Im Anfang war der Lehm: Vielleicht nicht zufällig läßt die Bibel Gott den ersten Menschen daraus formen. Und Funde auf der ganzen Welt belegen es: In Häusern aus Lehm wohnen die Menschen seit mindestens 7.000 Jahren. Nachdem dieser Baustoff in unseren Breiten um 1900 in Verruf geraten war, wurde er vor 20 Jahren wiederentdeckt – und erfreut sich immer größerer Beliebtheit.

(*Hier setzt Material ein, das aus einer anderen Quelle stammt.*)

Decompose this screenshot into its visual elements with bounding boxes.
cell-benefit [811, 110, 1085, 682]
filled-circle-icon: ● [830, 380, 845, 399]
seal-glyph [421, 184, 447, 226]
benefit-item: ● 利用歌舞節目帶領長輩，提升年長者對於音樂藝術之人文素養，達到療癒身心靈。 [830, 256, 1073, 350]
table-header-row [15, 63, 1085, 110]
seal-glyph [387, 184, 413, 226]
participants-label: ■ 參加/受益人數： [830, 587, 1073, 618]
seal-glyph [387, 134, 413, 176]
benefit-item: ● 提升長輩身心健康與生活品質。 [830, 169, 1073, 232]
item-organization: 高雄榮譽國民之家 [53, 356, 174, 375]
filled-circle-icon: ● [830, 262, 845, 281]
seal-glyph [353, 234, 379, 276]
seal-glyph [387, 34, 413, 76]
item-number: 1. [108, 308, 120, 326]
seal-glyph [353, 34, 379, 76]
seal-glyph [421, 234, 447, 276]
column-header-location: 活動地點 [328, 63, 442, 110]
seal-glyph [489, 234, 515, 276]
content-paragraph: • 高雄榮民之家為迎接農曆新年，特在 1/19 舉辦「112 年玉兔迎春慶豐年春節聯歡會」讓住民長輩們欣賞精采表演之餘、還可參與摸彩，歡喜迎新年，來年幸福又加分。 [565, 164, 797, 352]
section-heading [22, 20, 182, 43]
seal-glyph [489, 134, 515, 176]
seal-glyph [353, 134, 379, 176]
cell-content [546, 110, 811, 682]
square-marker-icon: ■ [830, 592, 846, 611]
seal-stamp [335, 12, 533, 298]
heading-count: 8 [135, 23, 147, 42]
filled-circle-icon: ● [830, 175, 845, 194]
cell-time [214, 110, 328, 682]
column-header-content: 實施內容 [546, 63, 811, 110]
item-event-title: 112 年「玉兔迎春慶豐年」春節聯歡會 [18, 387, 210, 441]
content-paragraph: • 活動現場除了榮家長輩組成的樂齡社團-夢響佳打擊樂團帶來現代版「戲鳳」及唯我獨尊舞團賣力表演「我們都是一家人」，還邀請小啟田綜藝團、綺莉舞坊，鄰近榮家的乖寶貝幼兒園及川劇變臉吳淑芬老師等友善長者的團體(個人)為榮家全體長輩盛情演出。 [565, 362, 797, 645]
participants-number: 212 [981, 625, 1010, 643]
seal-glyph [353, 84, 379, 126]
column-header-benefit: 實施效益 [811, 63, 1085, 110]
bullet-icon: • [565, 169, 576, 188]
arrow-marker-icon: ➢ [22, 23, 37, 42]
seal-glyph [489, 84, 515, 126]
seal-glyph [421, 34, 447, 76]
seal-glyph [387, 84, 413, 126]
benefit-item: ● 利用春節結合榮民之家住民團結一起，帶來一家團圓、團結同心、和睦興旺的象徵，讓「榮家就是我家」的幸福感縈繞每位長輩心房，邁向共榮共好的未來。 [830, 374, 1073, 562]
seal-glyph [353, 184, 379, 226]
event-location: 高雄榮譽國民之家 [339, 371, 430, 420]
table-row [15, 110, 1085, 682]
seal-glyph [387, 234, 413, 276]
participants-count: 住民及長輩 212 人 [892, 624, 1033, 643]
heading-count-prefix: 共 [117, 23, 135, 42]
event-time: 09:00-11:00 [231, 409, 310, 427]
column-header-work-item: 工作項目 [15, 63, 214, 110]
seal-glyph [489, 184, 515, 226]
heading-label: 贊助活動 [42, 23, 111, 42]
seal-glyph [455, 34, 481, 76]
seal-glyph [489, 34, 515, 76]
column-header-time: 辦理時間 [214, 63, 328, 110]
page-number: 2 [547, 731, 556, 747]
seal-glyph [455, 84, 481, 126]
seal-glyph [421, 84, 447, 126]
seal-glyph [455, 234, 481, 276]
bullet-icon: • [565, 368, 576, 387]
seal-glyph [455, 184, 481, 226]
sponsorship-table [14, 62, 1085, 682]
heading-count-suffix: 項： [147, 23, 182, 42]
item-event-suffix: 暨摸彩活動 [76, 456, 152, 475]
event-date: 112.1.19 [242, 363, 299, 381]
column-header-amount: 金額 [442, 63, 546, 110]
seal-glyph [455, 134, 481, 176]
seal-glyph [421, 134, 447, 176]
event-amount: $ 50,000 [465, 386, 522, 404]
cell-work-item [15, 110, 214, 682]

Für Harald Gmeiner vom Energieinstitut Vorarlberg ist Lehm "ein spannendes Material, das die formale Gestaltungsmöglichkeit erweitert, und sich aufgrund seiner Erdigkeit und Weichheit ausgezeichnet zur Kombination mit technischen Materialien wie Stahl, Beton oder Glas eignet. Zum anderen sind mit diesem Material unbedingt die Punkte Ökologie und Gesundheit verbunden." Lehm ist feuchtigkeitsregulierend und gut wärmespeichernd, er ist wasserlöslich, kann also bei Verschmutzung oder Beschädigung ganz leicht ausgebessert werden und ist daher auch sehr gut demontierbar und wiederverwertbar.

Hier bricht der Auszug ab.